Burgess S K, Oxendine S L
Department of Chemistry, University of North Carolina at Wilmington 28403-3297.
J Protein Chem. 1993 Dec;12(6):651-8. doi: 10.1007/BF01024923.
Differences were observed in the extent of thermal inactivation of human butyrylcholinesterase (BuChE) and eel acetylcholinesterase (AChE). BuChE was more resistant to 57 degrees C inactivation than was AChE. Thermal inactivation of BuChE was reversible and followed first-order kinetics. AChE thermal inactivation was irreversible and did not follow first-order kinetics. AChE was marginally protected from thermal inactivation by the "nonspecific salts" ammonium sulfate and sodium chloride and to a greater extent by the "active site-specific salts" choline chloride, sodium acetate, and acetylcholine iodide. This protection was accompanied by a loss of absorbance at 280 nm. This data supports the hypothesis that thermal inactivation of AChE occurs by conformational scrambling and that aromatic amino acid residue(s) are involved in this process.

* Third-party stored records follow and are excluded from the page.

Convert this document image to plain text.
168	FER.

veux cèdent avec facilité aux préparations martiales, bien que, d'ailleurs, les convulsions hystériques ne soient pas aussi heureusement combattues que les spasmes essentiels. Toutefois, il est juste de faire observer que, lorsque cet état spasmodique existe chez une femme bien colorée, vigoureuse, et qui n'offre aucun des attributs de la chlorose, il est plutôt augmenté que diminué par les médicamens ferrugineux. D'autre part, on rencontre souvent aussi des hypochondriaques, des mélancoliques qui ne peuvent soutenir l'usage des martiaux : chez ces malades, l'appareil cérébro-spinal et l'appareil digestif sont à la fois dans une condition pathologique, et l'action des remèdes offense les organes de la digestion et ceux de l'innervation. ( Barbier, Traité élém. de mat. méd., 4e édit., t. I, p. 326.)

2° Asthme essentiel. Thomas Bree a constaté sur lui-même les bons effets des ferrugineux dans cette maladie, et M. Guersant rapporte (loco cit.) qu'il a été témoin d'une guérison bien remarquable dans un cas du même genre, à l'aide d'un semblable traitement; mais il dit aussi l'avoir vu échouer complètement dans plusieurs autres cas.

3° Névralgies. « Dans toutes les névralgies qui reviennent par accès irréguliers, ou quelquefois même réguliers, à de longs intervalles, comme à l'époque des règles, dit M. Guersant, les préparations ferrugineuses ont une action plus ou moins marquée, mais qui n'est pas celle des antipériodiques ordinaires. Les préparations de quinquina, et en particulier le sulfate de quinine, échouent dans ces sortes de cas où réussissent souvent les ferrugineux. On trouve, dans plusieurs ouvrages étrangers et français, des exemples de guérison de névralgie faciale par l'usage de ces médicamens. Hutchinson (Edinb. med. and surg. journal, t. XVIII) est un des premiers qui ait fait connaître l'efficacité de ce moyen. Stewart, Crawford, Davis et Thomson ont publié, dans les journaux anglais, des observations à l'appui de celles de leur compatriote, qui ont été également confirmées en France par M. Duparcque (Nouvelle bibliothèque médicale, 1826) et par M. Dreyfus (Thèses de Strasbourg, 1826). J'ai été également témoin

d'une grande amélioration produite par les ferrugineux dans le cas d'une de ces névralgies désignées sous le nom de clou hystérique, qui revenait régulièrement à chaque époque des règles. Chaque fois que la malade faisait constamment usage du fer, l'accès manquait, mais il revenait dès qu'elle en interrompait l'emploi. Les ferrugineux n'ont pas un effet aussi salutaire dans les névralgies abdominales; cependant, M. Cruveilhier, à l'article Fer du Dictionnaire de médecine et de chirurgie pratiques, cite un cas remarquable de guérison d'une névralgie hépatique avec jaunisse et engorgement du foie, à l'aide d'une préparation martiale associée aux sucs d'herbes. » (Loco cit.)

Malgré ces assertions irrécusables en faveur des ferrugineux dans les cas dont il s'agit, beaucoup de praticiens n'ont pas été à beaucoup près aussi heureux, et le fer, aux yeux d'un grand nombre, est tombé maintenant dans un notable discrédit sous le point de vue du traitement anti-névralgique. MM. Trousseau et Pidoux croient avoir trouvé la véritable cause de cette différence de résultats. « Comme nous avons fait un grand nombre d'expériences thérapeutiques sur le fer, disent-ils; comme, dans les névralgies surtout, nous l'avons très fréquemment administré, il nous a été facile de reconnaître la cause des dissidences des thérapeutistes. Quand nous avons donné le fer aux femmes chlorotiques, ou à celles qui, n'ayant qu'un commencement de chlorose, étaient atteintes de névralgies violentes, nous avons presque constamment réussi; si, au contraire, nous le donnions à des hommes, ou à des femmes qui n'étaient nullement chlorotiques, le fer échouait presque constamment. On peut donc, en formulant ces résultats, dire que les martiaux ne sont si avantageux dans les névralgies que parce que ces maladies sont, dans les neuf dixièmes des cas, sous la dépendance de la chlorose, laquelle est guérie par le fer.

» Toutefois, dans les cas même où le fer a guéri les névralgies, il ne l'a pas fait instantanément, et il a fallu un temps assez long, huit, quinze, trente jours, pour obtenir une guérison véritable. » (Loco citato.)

观察到人类丁酰胆碱酯酶(BuChE)和鳗鱼乙酰胆碱酯酶(AChE)的热失活程度存在差异。与AChE相比,BuChE对57摄氏度失活更具抗性。BuChE的热失活是可逆的,且遵循一级动力学。AChE的热失活是不可逆的,且不遵循一级动力学。“非特异性盐”硫酸铵和氯化钠对AChE热失活有轻微保护作用,而“活性位点特异性盐”氯化胆碱、醋酸钠和碘化乙酰胆碱对其保护作用更大。这种保护伴随着280nm处吸光度的损失。该数据支持以下假设:AChE的热失活是通过构象混乱发生的,且芳香族氨基酸残基参与了这一过程。